Позже стало скучно, и снова возникло слабое чувство протеста. Ей опять доставляли определенное удовольствие мысли об Иоахиме, перед глазами возникала его стройная фигура и то, как он в своем длинном угловатом форменном кителе стоял в легком поклоне на перроне. Но его облик странным образом перемешался с обликом тетушки Бригиие, в итоге она уже не могла понять, то ли Иоахим должен жениться на миловидной Бригиие, то ли она сама должна выйти замуж за молодого дядю из своего детства. Даже если она и знала, что любовь -- это совсем не то, о чем поется в операх и повествуется в романах, то не вызывало все-таки никакого сомнения, что о Иоахиме она думает безо всякого страха; и когда она предавалась фантазиям, что отходящий поезд будто бы цепляет Иоахима за шпагу того затягивает под колеса, то эта сцена наполняла ее скорее; отвращением, чем сладостной печалью, тревогой и дрожью, которыми она переживала за жизнь родителей. Когда она поняла это, то это было подобно отречению, которое в то же время воспринималось как небольшое, с привкусом печали облегчение. Тем не менее она решила при случае поинтересоваться Иоахима, когда у него день рождения.
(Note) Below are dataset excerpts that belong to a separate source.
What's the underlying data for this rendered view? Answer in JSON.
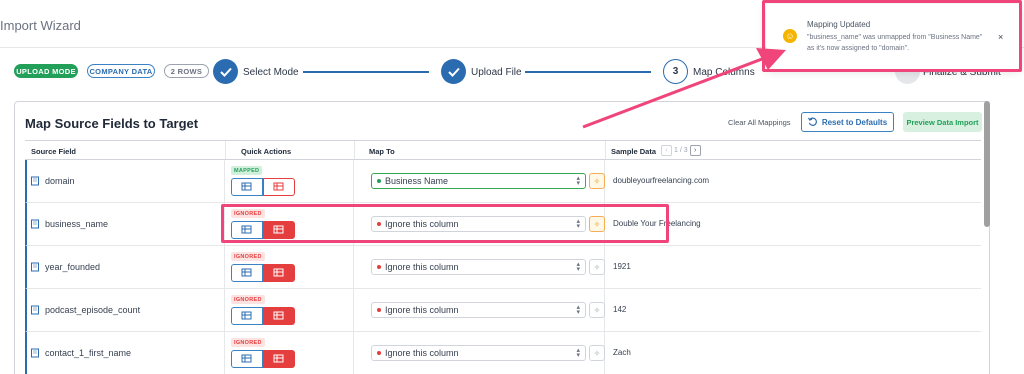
{
  "header": {
    "title": "Import Wizard"
  },
  "badges": {
    "mode": "UPLOAD MODE",
    "entity": "COMPANY DATA",
    "rows": "2 ROWS"
  },
  "steps": [
    {
      "label": "Select Mode",
      "state": "done"
    },
    {
      "label": "Upload File",
      "state": "done"
    },
    {
      "label": "Map Columns",
      "number": "3",
      "state": "current"
    },
    {
      "label": "Finalize & Submit",
      "state": "pending"
    }
  ],
  "card": {
    "title": "Map Source Fields to Target",
    "clear_all": "Clear All Mappings",
    "reset": "Reset to Defaults",
    "preview": "Preview Data Import"
  },
  "table": {
    "headers": {
      "source": "Source Field",
      "quick": "Quick Actions",
      "map": "Map To",
      "sample": "Sample Data"
    },
    "pager": "1 / 3",
    "rows": [
      {
        "field": "domain",
        "status": "MAPPED",
        "map_to": "Business Name",
        "sample": "doubleyourfreelancing.com"
      },
      {
        "field": "business_name",
        "status": "IGNORED",
        "map_to": "Ignore this column",
        "sample": "Double Your Freelancing"
      },
      {
        "field": "year_founded",
        "status": "IGNORED",
        "map_to": "Ignore this column",
        "sample": "1921"
      },
      {
        "field": "podcast_episode_count",
        "status": "IGNORED",
        "map_to": "Ignore this column",
        "sample": "142"
      },
      {
        "field": "contact_1_first_name",
        "status": "IGNORED",
        "map_to": "Ignore this column",
        "sample": "Zach"
      }
    ]
  },
  "toast": {
    "title": "Mapping Updated",
    "message": "\"business_name\" was unmapped from \"Business Name\" as it's now assigned to \"domain\".",
    "close": "×"
  },
  "colors": {
    "primary": "#2b6cb0",
    "success": "#22a05a",
    "danger": "#e53e3e",
    "annotation": "#f0457a",
    "warning": "#f5b400"
  }
}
      Иоахим приехал домой в Штольпин. По дороге с вокзала, как только они пересекли деревню и достигли первого поля, относящегося к имению, в нем неожиданно шевельнулось какое-то новое чувство; он попытался подыскать подходящие слова и нашел их: это принадлежит мне. Сойдя с повозки у господского дома, он уже был преисполнен новым ощущением родных мест.

      Он сидел за столом с отцом и с матерью, и ограничься дело одним лишь завтраком, то этого было бы более чем достаточно; ему доставляло удовольствие сидеть вот здесь, под размашистой липой, перед свежим и наполненным солнечным светом садом; добротное масло, мед и ваза с фруктами, все эти прелести приятно выделялись на фоне завтраков на скорую руку перед службой. Но обед и ужин, а также полдник с чашечкой кофе превратились уже в пытку; и чем дольше тянулся день, тем тягостней становилось пребывание друг подле друга, и если утром родители радовались приезду так редко навещающего их сына, ожидая до этого день за днем его появления, словно он мог привнести в дом что-то хорошее и живительное, то течение дня, размечаемого приемами пищи, было поэтапным разочарованием, уже где-то к обеду Иоахим становился чуть ли не причиной обострения отношений между родителями; даже упование на почту, единственный просвет в монотонности будней, было принижено присутствием сына, и хотя старик, невзирая на все это, продолжал каждый день прогуливаться навстречу почтальону, но это было без малого актом отчаяния, почти что завуалированным требованием к Иоахиму, чтобы он в конце концов убирался отсюда прочь и присылал лучше письма. При этом казалось, что самому господину фон Пазенову известно, что он ждет чего-то совсем другого, чем письма от Иоахима, и что почтальон, навстречу которому он так осторожно крадется, вовсе не тот, у кого перекинута через плечо сумка.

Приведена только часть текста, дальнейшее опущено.